Nach Europa kam Capoeira Mitte der 70er Jahre als Teil damals populärer Folkloreshows. Sechs bis sieben Jahre später gibt es in den damaligen Zentren der Hippiebewegung, vor allem in Amsterdam, Paris, Westberlin und Christiania in Kopenhagen die ersten Capoeiragruppen. Der Unterricht war eher sporadischer als systematischer Natur und die damals noch ausschließlich brasilianischen Lehrer lebten meist von Trommelkursen und Shows. Die damaligen Capoeiristas begriffen sich eher als Lebenskünstler und Abenteurer denn als Sportler. In den späten 80er Jahren ändert sich dies und die europäische Capoeira erlebt ihren ersten Boom. In Brasilien wird der Mythos des „Landes der Zukunft“ begraben, der Cruzeiro befindet sich im freien Fall und mit dem Ende der Diktatur liberalisiert sich die Ausreisepraxis. Eine verstärkte Migration nach Europa und Nordamerika ist die Folge. Jetzt kommen auch Profis, die in Brasilien Rang und Namen haben, über den Atlantik um in Europa zu bleiben. Im Schatten der urbanen Subkultur entstehen die ersten Capoeiraschulen.

Aus dem Schattendasein auf den deutschen Freizeitmarkt

In dieser Nische blieb die Capoeira bis in die 90er Jahre. Dann zeigte die in Brasilien stattgefundene Veränderung auch in Westeuropa ihre Wirkung: Das Profil der Capoeira wandelt sich und es kommt zu einem zweiten „Boom“. Trainiert wird nicht mehr nur in alternativen Kulturzentren sondern auch in Tanz-, Fitneß- und Kampfsportstudios. Längst sind es nicht mehr nur die „Brasilophilen“, die sich unter dem Begriff „Capoeira“ etwas vorstellen können. Capoeira ist dabei die alternative Subkultur zu verlassen und beginnt sich auf dem deutschen Fitneß- und Freizeitmarkt zu etablieren: In fast allen deutschen Städten gibt es Capoeiragruppen und die Zahl der Schüler wächst ständig.
Noch ist das Exotische eine der Hauptattraktionen der Capoeira, aber auch die spezifische Mischung aus Tanz, Musik und Kampf ist en vogue. Als ein Kampfsport, bei dem statt Kraft Geschicklichkeit und Eleganz zählen, bei dem statt Kampf Kooperation im Vordergrund steht besitzt die Capoeira ein noch unausgeschöpftes Potential. Gerade weil Capoeira ein Spiel und zugleich ein Kampf ist und es trotzdem weder Sieger noch Verlierer gibt ist Capoeira attraktiv. Ihre Stärke ist ihre nach unseren Kategorien paradoxe Natur, die eine Einordnung genauso verhindert wie die endgültige Transformation in einen Sport. Capoeira ist, was sie immer war: eine Kultur des Widerstands.

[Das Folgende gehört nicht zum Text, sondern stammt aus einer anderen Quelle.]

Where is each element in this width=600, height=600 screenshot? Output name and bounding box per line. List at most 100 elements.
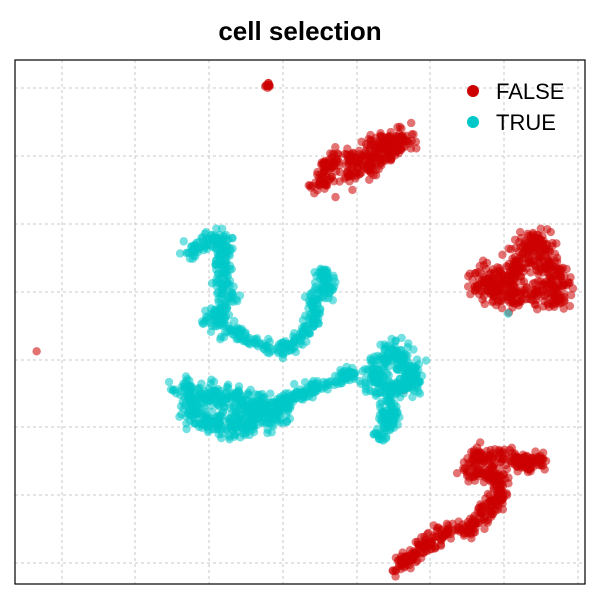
point-false <box>550 302 559 312</box>
point-true <box>222 236 231 245</box>
point-true <box>238 425 248 434</box>
point-false <box>531 262 540 271</box>
point-true <box>243 388 253 398</box>
legend-label-false: FALSE <box>496 79 564 104</box>
point-true <box>222 287 232 296</box>
point-true <box>283 339 292 349</box>
point-true <box>230 316 239 326</box>
point-false <box>506 245 516 254</box>
legend-marker-false <box>467 85 479 97</box>
point-true <box>503 309 513 318</box>
point-false <box>475 261 485 271</box>
point-false <box>310 189 319 198</box>
point-false <box>566 291 576 300</box>
point-true <box>361 387 371 396</box>
point-true <box>401 384 411 393</box>
point-true <box>301 311 310 320</box>
point-false <box>502 262 511 271</box>
point-false <box>483 518 493 527</box>
point-true <box>382 432 391 442</box>
point-true <box>263 348 272 357</box>
point-false <box>533 305 542 314</box>
point-true <box>386 342 395 351</box>
point-true <box>290 379 299 389</box>
point-false <box>489 453 498 462</box>
point-false <box>534 453 544 462</box>
point-false <box>366 137 375 146</box>
point-false <box>315 181 324 190</box>
point-false <box>536 224 545 233</box>
point-true <box>181 401 190 410</box>
point-true <box>329 380 339 390</box>
point-false <box>342 157 352 166</box>
point-false <box>335 177 344 186</box>
point-true <box>312 384 321 393</box>
point-false <box>543 225 552 234</box>
point-false <box>506 276 515 286</box>
point-false <box>331 192 340 202</box>
point-true <box>349 372 359 381</box>
point-false <box>384 132 393 141</box>
point-true <box>263 401 272 411</box>
point-true <box>190 252 200 261</box>
point-false <box>544 264 554 274</box>
point-true <box>241 408 250 417</box>
point-true <box>310 285 319 294</box>
point-true <box>207 321 216 331</box>
point-false <box>491 269 501 279</box>
point-true <box>229 402 238 411</box>
point-false <box>394 149 403 158</box>
point-true <box>415 389 425 398</box>
point-true <box>175 249 185 258</box>
point-true <box>291 347 301 357</box>
point-false <box>335 167 344 177</box>
point-true <box>213 400 223 409</box>
point-false <box>369 170 378 180</box>
point-true <box>195 383 204 393</box>
point-true <box>239 336 248 346</box>
point-false <box>544 247 553 256</box>
point-false <box>523 237 533 247</box>
point-true <box>209 377 219 386</box>
point-false <box>468 455 478 464</box>
point-false <box>470 515 479 525</box>
plot-frame <box>14 59 586 585</box>
point-true <box>228 244 237 253</box>
point-false <box>533 276 543 286</box>
point-false <box>488 461 497 471</box>
point-true <box>221 312 231 321</box>
point-true <box>421 356 431 365</box>
point-true <box>214 278 224 288</box>
point-true <box>290 329 299 338</box>
point-true <box>412 378 422 387</box>
point-false <box>427 537 436 547</box>
point-true <box>253 390 263 400</box>
point-true <box>320 294 330 303</box>
point-true <box>309 376 318 386</box>
point-true <box>263 425 272 434</box>
point-false <box>559 281 569 290</box>
point-false <box>466 530 476 539</box>
point-true <box>214 236 224 246</box>
point-false <box>412 144 421 153</box>
point-true <box>274 404 284 413</box>
point-false <box>343 144 352 153</box>
point-false <box>515 296 525 306</box>
point-false <box>565 301 575 311</box>
point-true <box>390 409 399 418</box>
point-false <box>481 278 490 288</box>
point-false <box>505 445 514 455</box>
point-false <box>547 275 556 285</box>
point-false <box>331 142 340 152</box>
point-false <box>480 299 489 309</box>
point-true <box>284 397 293 406</box>
point-true <box>371 372 381 381</box>
point-false <box>493 297 503 307</box>
point-false <box>436 525 445 534</box>
point-true <box>224 423 233 432</box>
point-false <box>484 475 493 484</box>
point-false <box>392 138 401 147</box>
point-false <box>395 122 405 132</box>
point-false <box>525 465 534 474</box>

Kontakt in Berlin: Gruppe „Capoeira Gerais“,
Thomas Heerde, Tel.: 030 / 44 05 39 67

Palmares war der größte Quilombo (Siedlung geflohener Sklaven) in der Geschichte Brasilien und bestand fast 100 Jahre. Macaco, der Hauptort von Palmares hatte in der Zeit seiner Blüte mehr als 20 000 EinwohnerInnen. Durch seine Größe und Handelsbeziehungen war Palmares de facto ein eigener Staat und wurde zu einer ernsten Bedrohung der portugiesischen Herrschaft in Nordost-Brasilien. Erst nach jahrzehntelangen Kämpfen und dem Verlust mehrerer Armeen gelang es der bis dato größten portugiesischen Armee in Brasilien Palmares 1694 mit Hilfe von fünf Kanonen zu zerstören. Die Schlacht endete in einem Massaker in dem über 10.000 BewohnerInnen des Quilombos ermordet wurden. Heute wird der 20. November, der Tag der Ermordung Zumbi´s (1695), des letzten und berühmtesten Führer von Palmares, als „Nationaler Tag der Bewußtseinsbildung der Gemeinschaft der Schwarzen“ in Brasilien gefeiert.